Vertically polarized light with intensity \(I_{0}\) is normally incident on an ideal polarizer. As the polarizer is rotated about a horizontal axis, the intensity \(I\) of light transmitted through the polarizer varies with the orientation of the polarizer \((\theta),\) where \(\theta=0\) corresponds to a vertical transmission axis. Sketch a graph of \(I\) as a function of \(\theta\) for one complete rotation of the polarizer $\left(0 \leq \theta \leq 360^{\circ}\right)$.(W) tutorial: polarized light).

Short answer

Answer: The graph of the transmitted light intensity (I) as a function of the orientation of the polarizer (θ) according to Malus' law shows a cosine wave behavior for one complete rotation (0 ≤ θ ≤ 360°). It has two maxima at θ = 0° and 180°, and two minima at θ = 90° and 270°.

Step-by-step solution

Define the function relating the transmitted light intensity and the orientation of the polarizer

According to the Malus' law, we have I = I0 * cos²(θ).

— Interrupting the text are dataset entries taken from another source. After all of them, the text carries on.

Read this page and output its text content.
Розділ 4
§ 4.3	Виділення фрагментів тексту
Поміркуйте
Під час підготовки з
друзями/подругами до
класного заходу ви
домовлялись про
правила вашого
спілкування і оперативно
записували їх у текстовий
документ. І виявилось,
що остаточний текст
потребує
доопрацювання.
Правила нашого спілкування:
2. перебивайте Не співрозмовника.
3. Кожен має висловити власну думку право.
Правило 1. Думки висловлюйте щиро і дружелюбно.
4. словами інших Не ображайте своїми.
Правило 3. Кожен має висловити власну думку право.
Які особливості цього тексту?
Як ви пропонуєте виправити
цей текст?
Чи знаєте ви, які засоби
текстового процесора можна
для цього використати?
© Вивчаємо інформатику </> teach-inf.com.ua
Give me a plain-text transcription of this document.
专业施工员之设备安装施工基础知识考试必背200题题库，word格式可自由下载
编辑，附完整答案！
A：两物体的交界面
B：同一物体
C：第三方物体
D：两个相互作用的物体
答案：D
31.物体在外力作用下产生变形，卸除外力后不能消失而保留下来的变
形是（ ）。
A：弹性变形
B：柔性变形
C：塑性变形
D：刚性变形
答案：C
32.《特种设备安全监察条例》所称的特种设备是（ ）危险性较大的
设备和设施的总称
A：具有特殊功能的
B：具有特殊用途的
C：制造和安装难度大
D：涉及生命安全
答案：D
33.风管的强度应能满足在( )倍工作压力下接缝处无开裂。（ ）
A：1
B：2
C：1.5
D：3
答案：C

Plot the graph of I as a function of θ

To sketch the graph of I as a function of θ, we need to find the values of I at different values of θ. Let's find the values of I at θ = 0°, 45°, 90°, 135°, 180°, 225°, 270°, and 315°. - At θ = 0°, I = I0 * cos²(0) = I0. - At θ = 45°, I = I0 * cos²(45) = I0 * (1/2). - At θ = 90°, I = I0 * cos²(90) = 0. - At θ = 135°, I = I0 * cos²(135) = I0 * (1/2). - At θ = 180°, I = I0 * cos²(180) = I0. - At θ = 225°, I = I0 * cos²(225) = I0 * (1/2). - At θ = 270°, I = I0 * cos²(270) = 0. - At θ = 315°, I = I0 * cos²(315) = I0 * (1/2). Now we can sketch the graph based on the above values. In the graph, the x-axis represents θ, while the y-axis represents I. The graph should be a continuous curve starting at I0 when θ = 0°, decreasing to 0 at θ = 90°, then rising back to I0 at θ = 180°, then falling back to 0 at θ = 270°, and finally rising back to I0 at θ = 360°. The graph will show a cosine wave behavior, with two maxima at θ = 0° and 180° and two minima at θ = 90° and 270°.